Ja, sie fühlte sich deutlich angesprochen von diesen Zeilen. Über eines war sie beim Lesen allerdings gestolpert. Sie solle Geheimnisse besser hüten. Was das wohl bedeutete? Sie hielt sich eigentlich nicht für besonders schwatzhaft und Dinge, die ihr im Vertrauen erzählt wurden, waren bei ihr gut aufgehoben. Aber vielleicht ging es auch vor allem um ihre eigenen Geheimnisse. Im Grunde war diese beispiellose und märchenhafte Chatbeziehung ein einziges großes Geheimnis. Nur sehr wenig davon durfte sie nach Außen dringen lassen. Und das auch nur punktuell, herausgerissen aus dem großem Ganzen.

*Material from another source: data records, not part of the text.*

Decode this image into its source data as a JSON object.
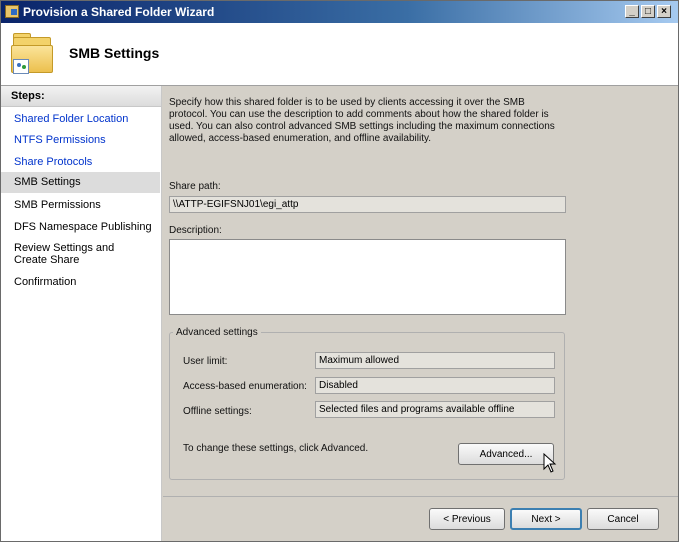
{
  "window": {
    "title": "Provision a Shared Folder Wizard",
    "controls": {
      "minimize": "_",
      "maximize": "□",
      "close": "×"
    }
  },
  "header": {
    "title": "SMB Settings",
    "icon": "shared-folder-icon"
  },
  "steps": {
    "title": "Steps:",
    "items": [
      {
        "label": "Shared Folder Location"
      },
      {
        "label": "NTFS Permissions"
      },
      {
        "label": "Share Protocols"
      },
      {
        "label": "SMB Settings"
      },
      {
        "label": "SMB Permissions"
      },
      {
        "label": "DFS Namespace Publishing"
      },
      {
        "label": "Review Settings and Create Share"
      },
      {
        "label": "Confirmation"
      }
    ],
    "current": "SMB Settings"
  },
  "content": {
    "description": "Specify how this shared folder is to be used by clients accessing it over the SMB protocol. You can use the description to add comments about how the shared folder is used. You can also control advanced SMB settings including the maximum connections allowed, access-based enumeration, and offline availability.",
    "share_path_label": "Share path:",
    "share_path_value": "\\\\ATTP-EGIFSNJ01\\egi_attp",
    "description_label": "Description:",
    "description_value": ""
  },
  "advanced": {
    "title": "Advanced settings",
    "user_limit_label": "User limit:",
    "user_limit_value": "Maximum allowed",
    "abe_label": "Access-based enumeration:",
    "abe_value": "Disabled",
    "offline_label": "Offline settings:",
    "offline_value": "Selected files and programs available offline",
    "hint": "To change these settings, click Advanced.",
    "button": "Advanced..."
  },
  "footer": {
    "previous": "< Previous",
    "next": "Next >",
    "cancel": "Cancel"
  }
}
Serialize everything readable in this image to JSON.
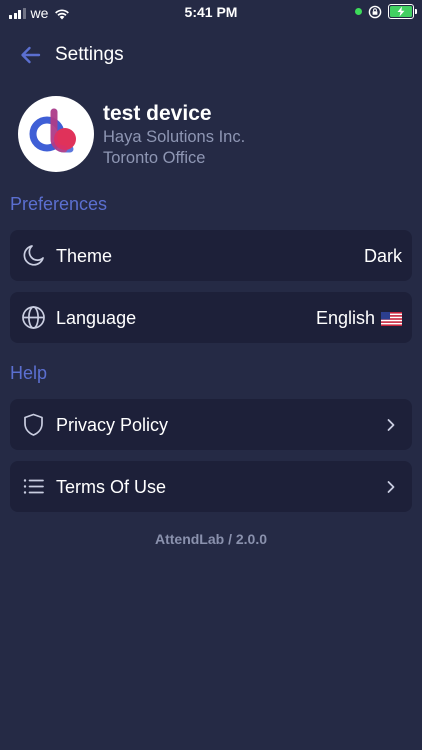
{
  "status_bar": {
    "carrier": "we",
    "time": "5:41 PM"
  },
  "header": {
    "title": "Settings"
  },
  "profile": {
    "device_name": "test device",
    "company": "Haya Solutions Inc.",
    "office": "Toronto Office"
  },
  "preferences": {
    "title": "Preferences",
    "theme": {
      "label": "Theme",
      "value": "Dark",
      "icon": "moon-icon"
    },
    "language": {
      "label": "Language",
      "value": "English",
      "icon": "globe-icon"
    }
  },
  "help": {
    "title": "Help",
    "privacy": {
      "label": "Privacy Policy",
      "icon": "shield-icon"
    },
    "terms": {
      "label": "Terms Of Use",
      "icon": "list-icon"
    }
  },
  "footer": {
    "version": "AttendLab / 2.0.0"
  },
  "colors": {
    "background": "#252a45",
    "card": "#1d2039",
    "accent": "#5b6fd0",
    "muted": "#8e96b3"
  }
}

Irgendwann, in einem der unzähligen früheren Chats, hatte Damian einmal so etwas gesagt wie, dass sie nun so weit wäre, dass sie dieser besonderen Verantwortung des zusätzlichen Wissens und der zusätzlichen Freiheiten gewachsen sei. Sie hoffte sehr, dass er damit Recht hatte. Nachdenklich beendet sie ihr Schreiben und geht schlafen.